May 6th has come and gone, and with it the passage of the internet sales tax through the US Senate. The bill itself is a proposal to institute an across-the-board tax on all online sales for online retailers as a means of better regulating online sales and bringing retailers such as Amazon, back in line with their physical-store competitors who have been paying taxes on all their sales, while internet retail giants haven’t been shelling out anything of the sort since their inception.

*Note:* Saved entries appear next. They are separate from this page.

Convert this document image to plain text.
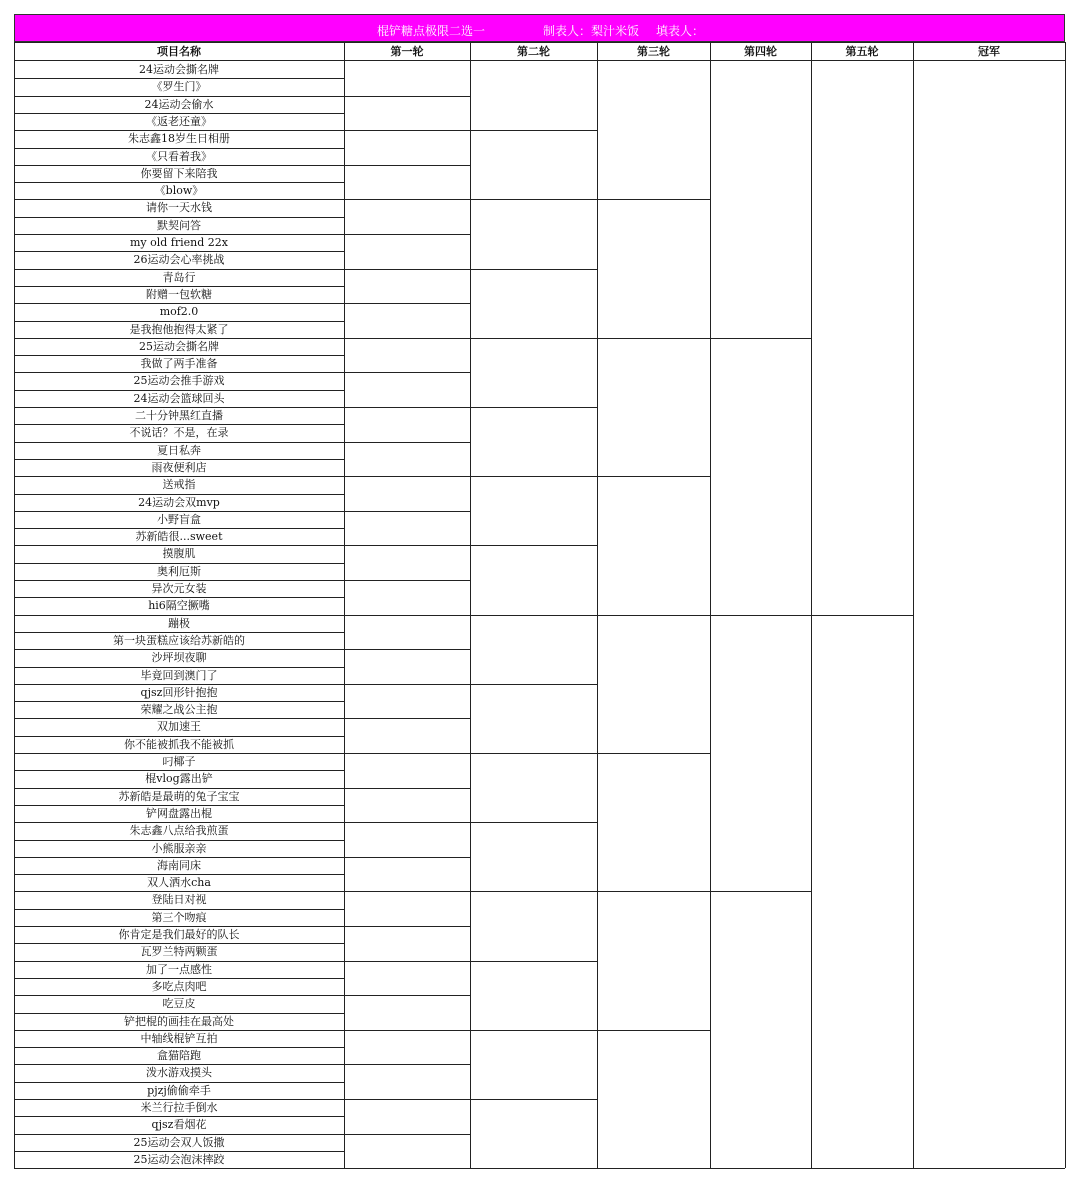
棍铲糖点极限二选一	制表人：梨汁米饭 填表人：
项目名称	第一轮	第二轮	第三轮	第四轮	第五轮	冠军
24运动会撕名牌
《罗生门》
24运动会偷水
《返老还童》
朱志鑫18岁生日相册
《只看着我》
你要留下来陪我
《blow》
请你一天水钱
默契问答
my old friend 22x
26运动会心率挑战
青岛行
附赠一包软糖
mof2.0
是我抱他抱得太紧了
25运动会撕名牌
我做了两手准备
25运动会推手游戏
24运动会篮球回头
二十分钟黑红直播
不说话？不是，在录
夏日私奔
雨夜便利店
送戒指
24运动会双mvp
小野盲盒
苏新皓很...sweet
摸腹肌
奥利厄斯
异次元女装
hi6隔空撅嘴
蹦极
第一块蛋糕应该给苏新皓的
沙坪坝夜聊
毕竟回到澳门了
qjsz回形针抱抱
荣耀之战公主抱
双加速王
你不能被抓我不能被抓
叼椰子
棍vlog露出铲
苏新皓是最萌的兔子宝宝
铲网盘露出棍
朱志鑫八点给我煎蛋
小熊服亲亲
海南同床
双人洒水cha
登陆日对视
第三个吻痕
你肯定是我们最好的队长
瓦罗兰特两颗蛋
加了一点感性
多吃点肉吧
吃豆皮
铲把棍的画挂在最高处
中轴线棍铲互拍
盒猫陪跑
泼水游戏摸头
pjzj偷偷牵手
米兰行拉手倒水
qjsz看烟花
25运动会双人饭撒
25运动会泡沫摔跤
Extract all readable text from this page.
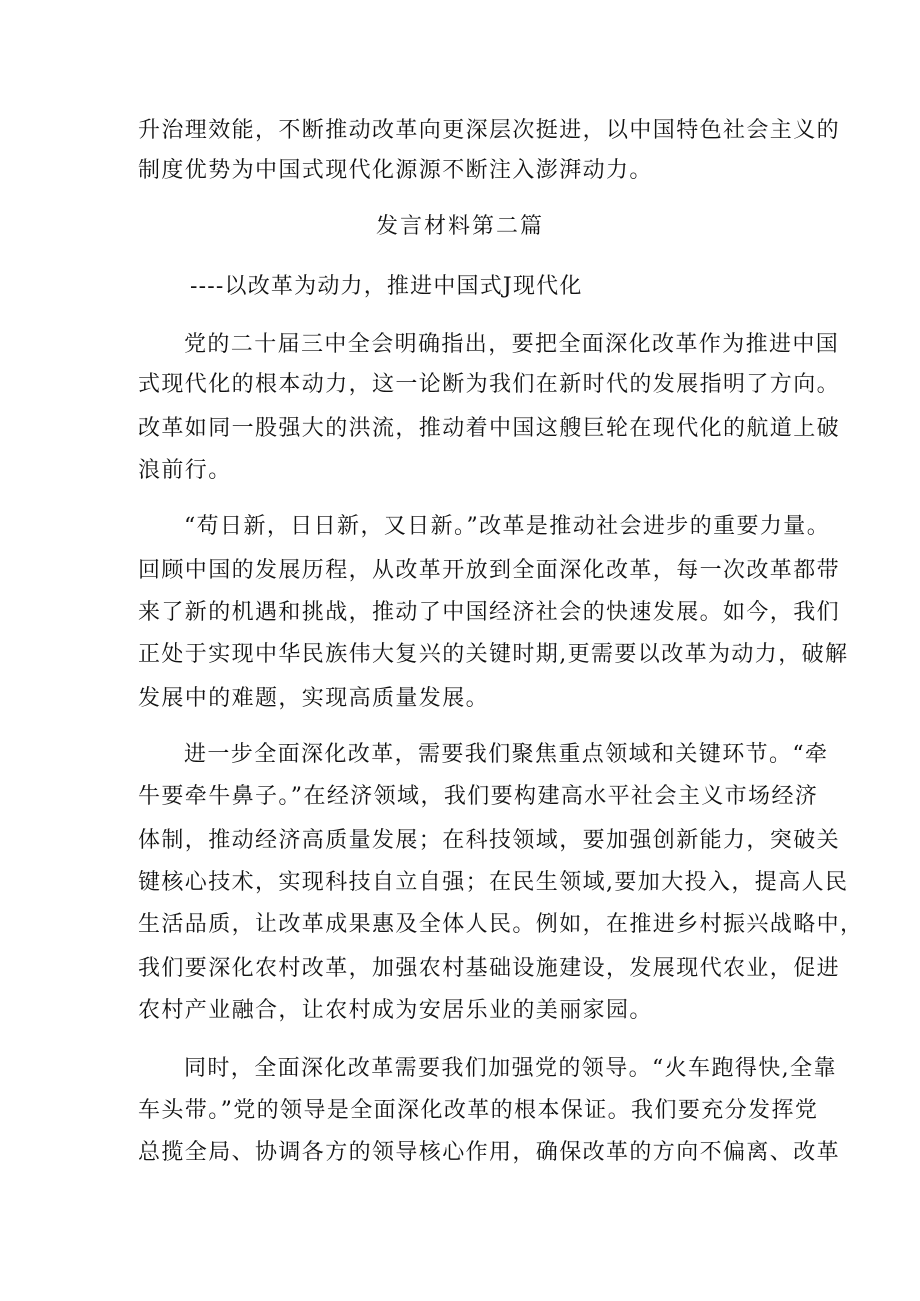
升治理效能，不断推动改革向更深层次挺进，以中国特色社会主义的
制度优势为中国式现代化源源不断注入澎湃动力。
发言材料第二篇
----以改革为动力，推进中国式J现代化
党的二十届三中全会明确指出，要把全面深化改革作为推进中国
式现代化的根本动力，这一论断为我们在新时代的发展指明了方向。
改革如同一股强大的洪流，推动着中国这艘巨轮在现代化的航道上破
浪前行。
“苟日新，日日新，又日新。”改革是推动社会进步的重要力量。
回顾中国的发展历程，从改革开放到全面深化改革，每一次改革都带
来了新的机遇和挑战，推动了中国经济社会的快速发展。如今，我们
正处于实现中华民族伟大复兴的关键时期,更需要以改革为动力，破解
发展中的难题，实现高质量发展。
进一步全面深化改革，需要我们聚焦重点领域和关键环节。“牵
牛要牵牛鼻子。”在经济领域，我们要构建高水平社会主义市场经济
体制，推动经济高质量发展；在科技领域，要加强创新能力，突破关
键核心技术，实现科技自立自强；在民生领域,要加大投入，提高人民
生活品质，让改革成果惠及全体人民。例如，在推进乡村振兴战略中，
我们要深化农村改革，加强农村基础设施建设，发展现代农业，促进
农村产业融合，让农村成为安居乐业的美丽家园。
同时，全面深化改革需要我们加强党的领导。“火车跑得快,全靠
车头带。”党的领导是全面深化改革的根本保证。我们要充分发挥党
总揽全局、协调各方的领导核心作用，确保改革的方向不偏离、改革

This will also affect smaller businesses as well; the cutoff having been set at $1 million in gross margin, but many of the smallest businesses affected won’t be trading publicly regardless. Rather, the most distinct players will be the online retail giants, as well as big-box stores in the short-term future. Keep an eye out for physical retailers such as Best Buy (who have been jokingly known for quite some time now as, “Amazon’s showroom”) playing a bit harder with some of their more expensive items. While companies such as Amazon and Wal-Mart have been proponents of this proposal, they’ll also be among those hit the hardest by it, though more often than not they have the funds to spare. Where it seems like it will be damaging in the short-term, it will hardly cause too much of a stir—rather, keeping an eye out for speculators and their impacts on the stock prices will be the larger factor. The most likely effect if this bill passes through the House, is driving prices up for smaller retailers who may let go of some of their more expensive merchandise, and thereby driving more customers to the larger retailers who can take the extra hit and who may end up with a better overall outlook.
While the internet sales tax may cause a bit of a dip in the short term for publicly traded online retailers, what this effectively accomplishes in the arena of the internet marketplace is, while hardly negligible, minimal.